Russia needs to cut government spending in preparation for prolonged low oil prices, the World Bank said Wednesday, predicting an economic contraction would be longer and deeper than previously forecast.
In a biannual report on the Russian economy, the World Bank forecast gross domestic product would contract by 3.8 percent this year and 0.6 percent next year in its baseline scenario.
In June it had forecast a 2.7 percent contraction in 2015 and a 0.7 percent rise next year.
The latest report said Russian authorities had taken steps that appeared to have stabilized the economy, including floating the exchange rate and measures to support the financial sector.
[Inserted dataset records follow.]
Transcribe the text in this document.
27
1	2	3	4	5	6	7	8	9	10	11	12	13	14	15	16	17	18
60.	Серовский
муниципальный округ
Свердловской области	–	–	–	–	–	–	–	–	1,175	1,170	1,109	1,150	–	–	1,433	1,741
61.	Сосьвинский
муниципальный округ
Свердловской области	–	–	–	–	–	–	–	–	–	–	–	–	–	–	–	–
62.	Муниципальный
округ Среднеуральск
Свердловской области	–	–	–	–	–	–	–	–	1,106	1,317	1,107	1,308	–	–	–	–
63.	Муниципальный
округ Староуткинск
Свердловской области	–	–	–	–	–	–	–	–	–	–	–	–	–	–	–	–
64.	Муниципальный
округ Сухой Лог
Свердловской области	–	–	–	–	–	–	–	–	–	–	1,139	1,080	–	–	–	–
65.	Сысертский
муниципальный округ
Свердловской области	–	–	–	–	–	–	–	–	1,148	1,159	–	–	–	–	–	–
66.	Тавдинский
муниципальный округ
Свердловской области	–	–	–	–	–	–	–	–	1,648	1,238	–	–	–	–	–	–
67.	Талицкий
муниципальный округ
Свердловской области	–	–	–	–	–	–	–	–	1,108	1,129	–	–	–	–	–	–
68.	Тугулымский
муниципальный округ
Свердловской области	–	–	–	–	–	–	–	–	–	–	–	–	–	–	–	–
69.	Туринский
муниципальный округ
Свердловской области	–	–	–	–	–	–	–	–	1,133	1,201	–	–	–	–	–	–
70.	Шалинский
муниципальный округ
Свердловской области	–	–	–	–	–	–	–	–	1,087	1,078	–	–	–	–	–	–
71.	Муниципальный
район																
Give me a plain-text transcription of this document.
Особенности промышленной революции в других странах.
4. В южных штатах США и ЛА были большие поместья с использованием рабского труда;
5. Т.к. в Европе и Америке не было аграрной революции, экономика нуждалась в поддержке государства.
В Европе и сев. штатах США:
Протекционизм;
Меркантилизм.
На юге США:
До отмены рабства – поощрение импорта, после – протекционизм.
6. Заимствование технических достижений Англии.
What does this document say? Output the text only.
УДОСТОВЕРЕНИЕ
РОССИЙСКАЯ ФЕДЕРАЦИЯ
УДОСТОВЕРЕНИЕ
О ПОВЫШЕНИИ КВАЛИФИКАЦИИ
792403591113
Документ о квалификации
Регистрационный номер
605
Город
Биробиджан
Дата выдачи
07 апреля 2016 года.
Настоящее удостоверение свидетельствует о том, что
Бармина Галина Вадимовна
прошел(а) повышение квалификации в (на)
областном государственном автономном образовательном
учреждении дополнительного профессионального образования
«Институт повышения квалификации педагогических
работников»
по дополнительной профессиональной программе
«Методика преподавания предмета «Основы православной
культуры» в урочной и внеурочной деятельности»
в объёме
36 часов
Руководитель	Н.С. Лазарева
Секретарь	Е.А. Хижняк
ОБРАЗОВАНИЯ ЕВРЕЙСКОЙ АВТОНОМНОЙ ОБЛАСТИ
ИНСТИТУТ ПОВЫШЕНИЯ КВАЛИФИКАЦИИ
But the bank was concerned about the state of public finances, which have been hit by the fall in oil prices.
"Maintaining fiscal sustainability will become an especially pressing challenge as low oil prices deplete fiscal buffers, and this will necessitate difficult policy choices," it said.
Fiscal reserves are not sufficient to cover successive budget deficits and prolonged low oil prices "will necessitate a significant expenditure adjustment in 2016 and beyond," the World Bank said.
The report comes as Russia's government is finalizing its budget for next year, with painful expenditure cuts to areas such as pensions facing political obstacles.
The World Bank called for broader economic reforms to boost business confidence and investment.
"A failure to adopt sufficiently deep and sustained structural reforms could leave the country trapped in low-growth equilibrium," it warned.